Kemudian acara dilanjutkan dengan cerita dari masing-masing pembicara saat membuat film tersebut, seperti Roy Marten yang bercerita saat adegan beliau mencium Christine Hakim dan harus ditampar, itu dilakukan sampai 17 kali. Padahal yang diambil pada akhirnya adalah adegan di take pertama. Saat adegan tersebut beliau sangat ngantuk dikarenakan belum tidur selama 3 hari dan baru datang dari puncak. Saat itu beliau bermain dalam 4 film sekaligus, yang kadang-kadang membuat kru lainnya menunggu sampai 3 jam. “Itu Teguh Karya nungguin anak baru kaya saya”, bilang Roy Marten kepada audience. Roy Marten mengaku diantara pemain film BPB tersebut, dirinya buakan siapa-siapa, tapi karena kesuksesan film tersebut, beliau langsung masuk jajaran “The Big Five”, yaitu pemain film yang mendpatkan bayaran tertinggi saat itu, bersama Yati Octavia, Robby Sugara, Yenny Rahman dan lupa lagi satunya. Disini saya juga baru tahu kalau Om Roy pernah membuat album musik, saat itu Denny Sakrie menunjukan album Roy Marten, sebagai penegas kalau dia tak hanya mumpuni di seni peran, tetapi juga tarik suara. Sebuah kejadian juga yang mungkin tak dilihat audience lain, Om Roy meminta album tersebut dari Denny Sakrie, setelah diiyakan beliau langsung memasukannya ke dalam tas yang beliau bawa.

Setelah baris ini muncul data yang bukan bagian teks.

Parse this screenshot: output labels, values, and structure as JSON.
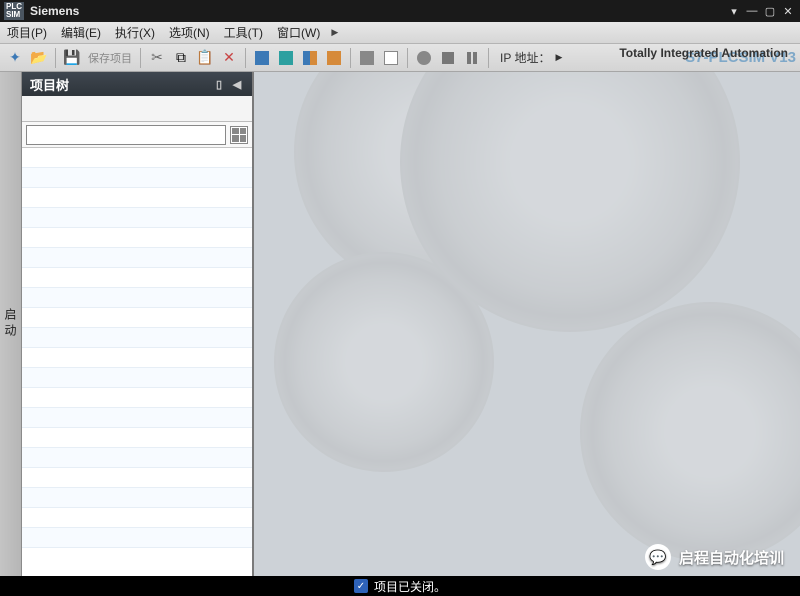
{
  "titlebar": {
    "logo": "PLC\nSIM",
    "app": "Siemens"
  },
  "menu": {
    "items": [
      "项目(P)",
      "编辑(E)",
      "执行(X)",
      "选项(N)",
      "工具(T)",
      "窗口(W)"
    ]
  },
  "brand": {
    "top": "Totally Integrated Automation",
    "sub": "S7-PLCSIM V13"
  },
  "toolbar": {
    "save_project": "保存项目",
    "ip_label": "IP 地址："
  },
  "tree": {
    "title": "项目树",
    "filter_placeholder": ""
  },
  "side_tab": {
    "label": "启动"
  },
  "status": {
    "icon": "✓",
    "text": "项目已关闭。"
  },
  "watermark": {
    "text": "启程自动化培训"
  }
}
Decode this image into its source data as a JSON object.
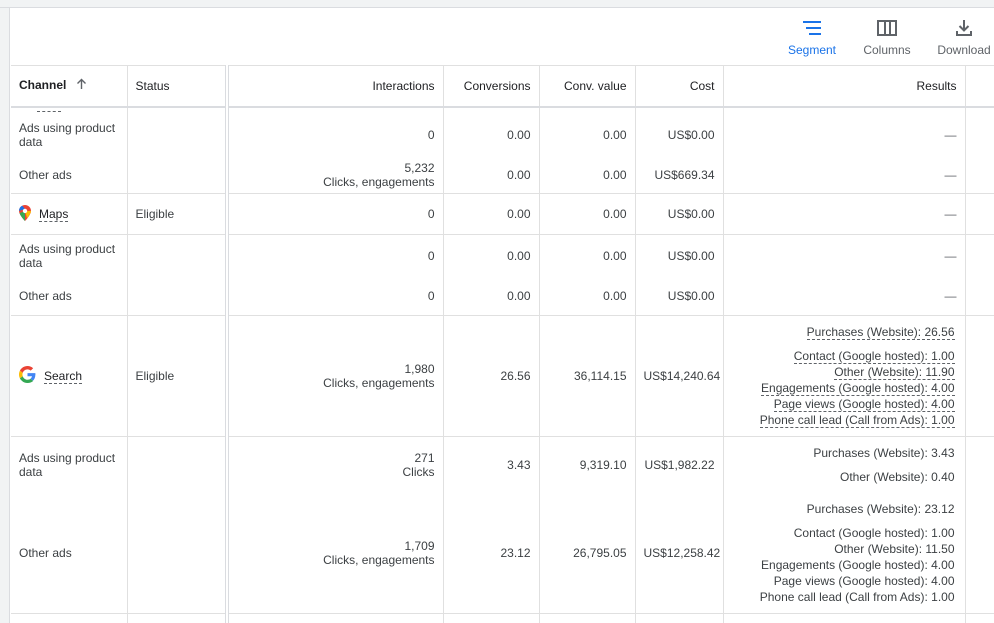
{
  "toolbar": {
    "segment_label": "Segment",
    "columns_label": "Columns",
    "download_label": "Download"
  },
  "table": {
    "headers": {
      "channel": "Channel",
      "status": "Status",
      "interactions": "Interactions",
      "conversions": "Conversions",
      "conv_value": "Conv. value",
      "cost": "Cost",
      "results": "Results"
    },
    "sort_icon": "arrow-up-icon",
    "rows": {
      "top_ads_product": {
        "channel": "Ads using product data",
        "interactions": "0",
        "conversions": "0.00",
        "conv_value": "0.00",
        "cost": "US$0.00",
        "results": "—"
      },
      "top_other_ads": {
        "channel": "Other ads",
        "interactions": "5,232",
        "interactions_sub": "Clicks, engagements",
        "conversions": "0.00",
        "conv_value": "0.00",
        "cost": "US$669.34",
        "results": "—"
      },
      "maps": {
        "channel": "Maps",
        "icon": "maps-pin-icon",
        "status": "Eligible",
        "interactions": "0",
        "conversions": "0.00",
        "conv_value": "0.00",
        "cost": "US$0.00",
        "results": "—"
      },
      "maps_ads_product": {
        "channel": "Ads using product data",
        "interactions": "0",
        "conversions": "0.00",
        "conv_value": "0.00",
        "cost": "US$0.00",
        "results": "—"
      },
      "maps_other_ads": {
        "channel": "Other ads",
        "interactions": "0",
        "conversions": "0.00",
        "conv_value": "0.00",
        "cost": "US$0.00",
        "results": "—"
      },
      "search": {
        "channel": "Search",
        "icon": "google-g-icon",
        "status": "Eligible",
        "interactions": "1,980",
        "interactions_sub": "Clicks, engagements",
        "conversions": "26.56",
        "conv_value": "36,114.15",
        "cost": "US$14,240.64",
        "results_main": "Purchases (Website): 26.56",
        "results": [
          "Contact (Google hosted): 1.00",
          "Other (Website): 11.90",
          "Engagements (Google hosted): 4.00",
          "Page views (Google hosted): 4.00",
          "Phone call lead (Call from Ads): 1.00"
        ]
      },
      "search_ads_product": {
        "channel": "Ads using product data",
        "interactions": "271",
        "interactions_sub": "Clicks",
        "conversions": "3.43",
        "conv_value": "9,319.10",
        "cost": "US$1,982.22",
        "results_main": "Purchases (Website): 3.43",
        "results": [
          "Other (Website): 0.40"
        ]
      },
      "search_other_ads": {
        "channel": "Other ads",
        "interactions": "1,709",
        "interactions_sub": "Clicks, engagements",
        "conversions": "23.12",
        "conv_value": "26,795.05",
        "cost": "US$12,258.42",
        "results_main": "Purchases (Website): 23.12",
        "results": [
          "Contact (Google hosted): 1.00",
          "Other (Website): 11.50",
          "Engagements (Google hosted): 4.00",
          "Page views (Google hosted): 4.00",
          "Phone call lead (Call from Ads): 1.00"
        ]
      }
    }
  }
}
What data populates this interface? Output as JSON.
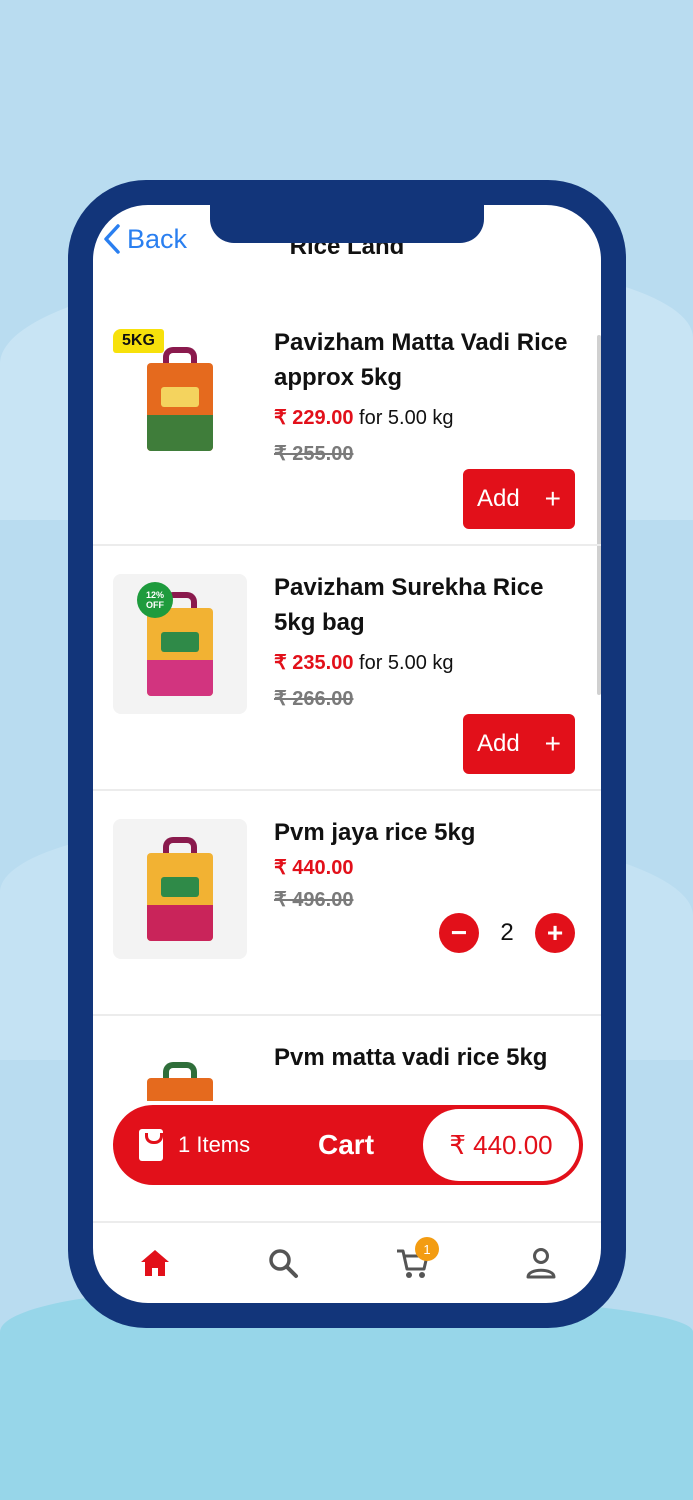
{
  "header": {
    "back_label": "Back",
    "title": "Rice Land"
  },
  "products": [
    {
      "name": "Pavizham Matta Vadi Rice approx 5kg",
      "price": "₹ 229.00",
      "unit": "for 5.00 kg",
      "old_price": "₹ 255.00",
      "badge": "5KG",
      "action": "Add",
      "bag_color": "#3f7d3a"
    },
    {
      "name": "Pavizham Surekha Rice 5kg bag",
      "price": "₹ 235.00",
      "unit": "for 5.00 kg",
      "old_price": "₹ 266.00",
      "badge": "12% OFF",
      "action": "Add",
      "bag_color": "#d2347f"
    },
    {
      "name": "Pvm jaya rice 5kg",
      "price": "₹ 440.00",
      "old_price": "₹ 496.00",
      "quantity": "2",
      "bag_color": "#c9245a"
    },
    {
      "name": "Pvm matta vadi rice 5kg",
      "bag_color": "#e56a1e"
    }
  ],
  "cart": {
    "items": "1 Items",
    "label": "Cart",
    "total": "₹ 440.00"
  },
  "tabbar": {
    "cart_count": "1",
    "active_color": "#e2101a",
    "inactive_color": "#555555"
  },
  "colors": {
    "accent": "#e2101a",
    "phone_frame": "#12357a",
    "link": "#2a7ff0"
  }
}
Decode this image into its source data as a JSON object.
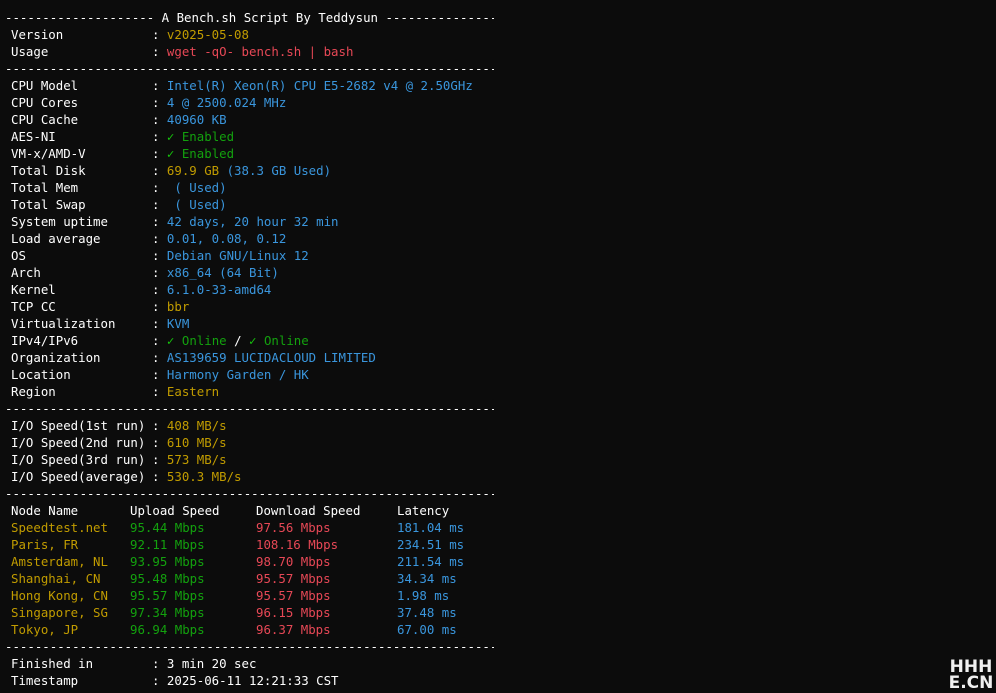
{
  "header": {
    "title_line": "-------------------- A Bench.sh Script By Teddysun -------------------",
    "version_label": "Version",
    "version_value": "v2025-05-08",
    "usage_label": "Usage",
    "usage_value": "wget -qO- bench.sh | bash"
  },
  "separator": "----------------------------------------------------------------------",
  "system": [
    {
      "label": "CPU Model",
      "value": "Intel(R) Xeon(R) CPU E5-2682 v4 @ 2.50GHz",
      "color": "cyan"
    },
    {
      "label": "CPU Cores",
      "value": "4 @ 2500.024 MHz",
      "color": "cyan"
    },
    {
      "label": "CPU Cache",
      "value": "40960 KB",
      "color": "cyan"
    },
    {
      "label": "AES-NI",
      "check": "✓",
      "value": "Enabled",
      "color": "green"
    },
    {
      "label": "VM-x/AMD-V",
      "check": "✓",
      "value": "Enabled",
      "color": "green"
    },
    {
      "label": "Total Disk",
      "value": "69.9 GB",
      "extra": " (38.3 GB Used)",
      "color": "yellow",
      "extra_color": "cyan"
    },
    {
      "label": "Total Mem",
      "value": " ( Used)",
      "color": "cyan"
    },
    {
      "label": "Total Swap",
      "value": " ( Used)",
      "color": "cyan"
    },
    {
      "label": "System uptime",
      "value": "42 days, 20 hour 32 min",
      "color": "cyan"
    },
    {
      "label": "Load average",
      "value": "0.01, 0.08, 0.12",
      "color": "cyan"
    },
    {
      "label": "OS",
      "value": "Debian GNU/Linux 12",
      "color": "cyan"
    },
    {
      "label": "Arch",
      "value": "x86_64 (64 Bit)",
      "color": "cyan"
    },
    {
      "label": "Kernel",
      "value": "6.1.0-33-amd64",
      "color": "cyan"
    },
    {
      "label": "TCP CC",
      "value": "bbr",
      "color": "yellow"
    },
    {
      "label": "Virtualization",
      "value": "KVM",
      "color": "cyan"
    }
  ],
  "ipv": {
    "label": "IPv4/IPv6",
    "check": "✓",
    "v4": "Online",
    "slash": " / ",
    "v6": "Online"
  },
  "network": [
    {
      "label": "Organization",
      "value": "AS139659 LUCIDACLOUD LIMITED",
      "color": "cyan"
    },
    {
      "label": "Location",
      "value": "Harmony Garden / HK",
      "color": "cyan"
    },
    {
      "label": "Region",
      "value": "Eastern",
      "color": "yellow"
    }
  ],
  "io": [
    {
      "label": "I/O Speed(1st run)",
      "value": "408 MB/s"
    },
    {
      "label": "I/O Speed(2nd run)",
      "value": "610 MB/s"
    },
    {
      "label": "I/O Speed(3rd run)",
      "value": "573 MB/s"
    },
    {
      "label": "I/O Speed(average)",
      "value": "530.3 MB/s"
    }
  ],
  "speedtest": {
    "headers": {
      "node": "Node Name",
      "upload": "Upload Speed",
      "download": "Download Speed",
      "latency": "Latency"
    },
    "rows": [
      {
        "node": "Speedtest.net",
        "upload": "95.44 Mbps",
        "download": "97.56 Mbps",
        "latency": "181.04 ms"
      },
      {
        "node": "Paris, FR",
        "upload": "92.11 Mbps",
        "download": "108.16 Mbps",
        "latency": "234.51 ms"
      },
      {
        "node": "Amsterdam, NL",
        "upload": "93.95 Mbps",
        "download": "98.70 Mbps",
        "latency": "211.54 ms"
      },
      {
        "node": "Shanghai, CN",
        "upload": "95.48 Mbps",
        "download": "95.57 Mbps",
        "latency": "34.34 ms"
      },
      {
        "node": "Hong Kong, CN",
        "upload": "95.57 Mbps",
        "download": "95.57 Mbps",
        "latency": "1.98 ms"
      },
      {
        "node": "Singapore, SG",
        "upload": "97.34 Mbps",
        "download": "96.15 Mbps",
        "latency": "37.48 ms"
      },
      {
        "node": "Tokyo, JP",
        "upload": "96.94 Mbps",
        "download": "96.37 Mbps",
        "latency": "67.00 ms"
      }
    ]
  },
  "footer": {
    "finished_label": "Finished in",
    "finished_value": "3 min 20 sec",
    "timestamp_label": "Timestamp",
    "timestamp_value": "2025-06-11 12:21:33 CST"
  },
  "watermark": {
    "line1": "HHH",
    "line2": "E.CN"
  },
  "colors": {
    "background": "#0c0c0c",
    "text": "#ffffff",
    "cyan": "#3a96dd",
    "green": "#13a10e",
    "yellow": "#c19c00",
    "red": "#e74856"
  }
}
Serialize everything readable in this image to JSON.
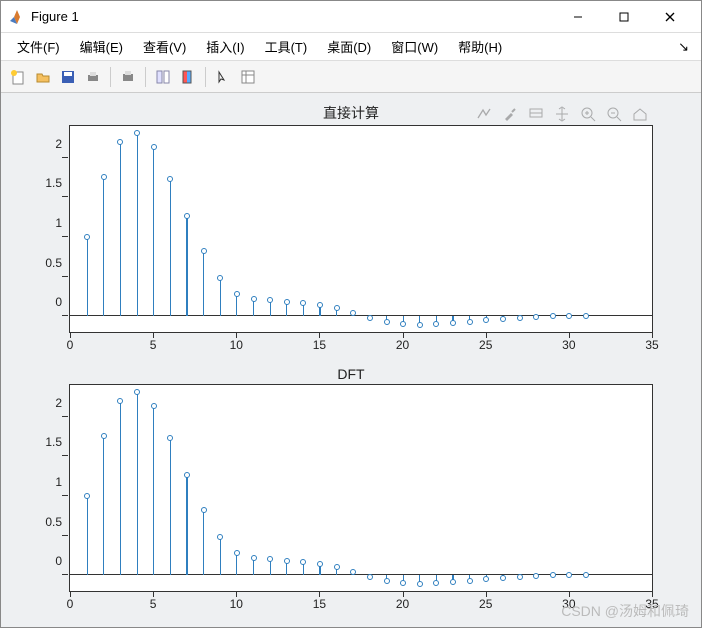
{
  "window": {
    "title": "Figure 1"
  },
  "menu": {
    "file": "文件(F)",
    "edit": "编辑(E)",
    "view": "查看(V)",
    "insert": "插入(I)",
    "tools": "工具(T)",
    "desktop": "桌面(D)",
    "window": "窗口(W)",
    "help": "帮助(H)"
  },
  "watermark": "CSDN @汤姆和佩琦",
  "chart_data": [
    {
      "type": "stem",
      "title": "直接计算",
      "xlabel": "",
      "ylabel": "",
      "xlim": [
        0,
        35
      ],
      "ylim": [
        -0.2,
        2.4
      ],
      "xticks": [
        0,
        5,
        10,
        15,
        20,
        25,
        30,
        35
      ],
      "yticks": [
        0,
        0.5,
        1,
        1.5,
        2
      ],
      "x": [
        1,
        2,
        3,
        4,
        5,
        6,
        7,
        8,
        9,
        10,
        11,
        12,
        13,
        14,
        15,
        16,
        17,
        18,
        19,
        20,
        21,
        22,
        23,
        24,
        25,
        26,
        27,
        28,
        29,
        30,
        31
      ],
      "values": [
        1.0,
        1.76,
        2.2,
        2.31,
        2.13,
        1.73,
        1.26,
        0.82,
        0.48,
        0.28,
        0.22,
        0.2,
        0.18,
        0.16,
        0.14,
        0.1,
        0.04,
        -0.02,
        -0.07,
        -0.1,
        -0.11,
        -0.1,
        -0.09,
        -0.07,
        -0.05,
        -0.03,
        -0.02,
        -0.01,
        0.0,
        0.0,
        0.0
      ]
    },
    {
      "type": "stem",
      "title": "DFT",
      "xlabel": "",
      "ylabel": "",
      "xlim": [
        0,
        35
      ],
      "ylim": [
        -0.2,
        2.4
      ],
      "xticks": [
        0,
        5,
        10,
        15,
        20,
        25,
        30,
        35
      ],
      "yticks": [
        0,
        0.5,
        1,
        1.5,
        2
      ],
      "x": [
        1,
        2,
        3,
        4,
        5,
        6,
        7,
        8,
        9,
        10,
        11,
        12,
        13,
        14,
        15,
        16,
        17,
        18,
        19,
        20,
        21,
        22,
        23,
        24,
        25,
        26,
        27,
        28,
        29,
        30,
        31
      ],
      "values": [
        1.0,
        1.76,
        2.2,
        2.31,
        2.13,
        1.73,
        1.26,
        0.82,
        0.48,
        0.28,
        0.22,
        0.2,
        0.18,
        0.16,
        0.14,
        0.1,
        0.04,
        -0.02,
        -0.07,
        -0.1,
        -0.11,
        -0.1,
        -0.09,
        -0.07,
        -0.05,
        -0.03,
        -0.02,
        -0.01,
        0.0,
        0.0,
        0.0
      ]
    }
  ]
}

Kemudian ada Om Slamet Rahardjo, saya baru tahu kalau di lengan kanan beliau terdapat tato kecil. Beliau membicarakan tentang gejolak perfilman Indonesia saat itu yang subur secara kuantitas dan nothing secara kualitas, Badai Pasti Berlalu memberikan berbeda saat itu tanpa harus buka-buka paha dan dada seperti film pada umumnya di era tersebut untuk menarik penonton di bioskop. Bayangkan saja produksi film pertahun mencapai 135 judul film, tapi tak sesuai dengan kualitas film-film tersebut yang pada era itu masih harus tunduk pada komersialisme pasar. Beliau juga memberikan pandangan terhadap alm. Teguh Karya yang dimata beliau adalah sosok sutradara kawakan yang hebat. Ada satu perkataan beliau yang sya ingat mengenai almarhumah, “Kalau filmnya jelekkan bisa pake nama China, kalau bagus pake nama Indonesia. Beruntunglah jadi China, karena begitu kau tahu bagaimana ingin menjadi Indonesia!”, imbuhnya. Beliau juga membandingkan bagaimana peran teknologi pada saat itu yang tak seperti sekarang, saat itu dengan perlengkapan dan peralatan yang untuk membuat film sangatlah mahal, karenanya untuk mengambil adegan itu sebelumnya para pemain harus berlatih berulang-ulang kali untuk mendpatkan acting yang bagus, karena sang sutradara akan mengomel jika sampai di take ulang lebih dari 3 kali, sebab itu termasuk ke dalam biaya produksi. Berbanding terbalik dengan kebanyakan film sekarang, yang justru karena kemajuan teknologi orang cenderung lebih ingin menjadi terkenal dalam berkesenian. Karena itu kualitas aktingnya pun tak bagus dan terkesan biasa, berbeda dengan dulu yang benar-benar harus menjiwai untuk pengambilan akting. Om Roy menambahkan “Makanya jangan heran, kalo sekarang banyak film yang aneh, missal Pocong Kesurupan. Udah Pocong Kesurupan lagi (tertawa)”. Lalu Om Slamet menyebutkan salah satu quote dari seniman legenda Indonesia, Sjumandaja “Orang yang paling doya rendang itu orang Padang, orang yang paling doyan makan gudeg itu orang Jogja, orang yang doyan nonton film bodoh itu orang bodoh”, beliau menambahkan kalau kita tidak bisa menyalahkan cerita yang ada, dibalik itu semua hanya ada pemain dan sutradara yang bodoh yang membuat film bodoh.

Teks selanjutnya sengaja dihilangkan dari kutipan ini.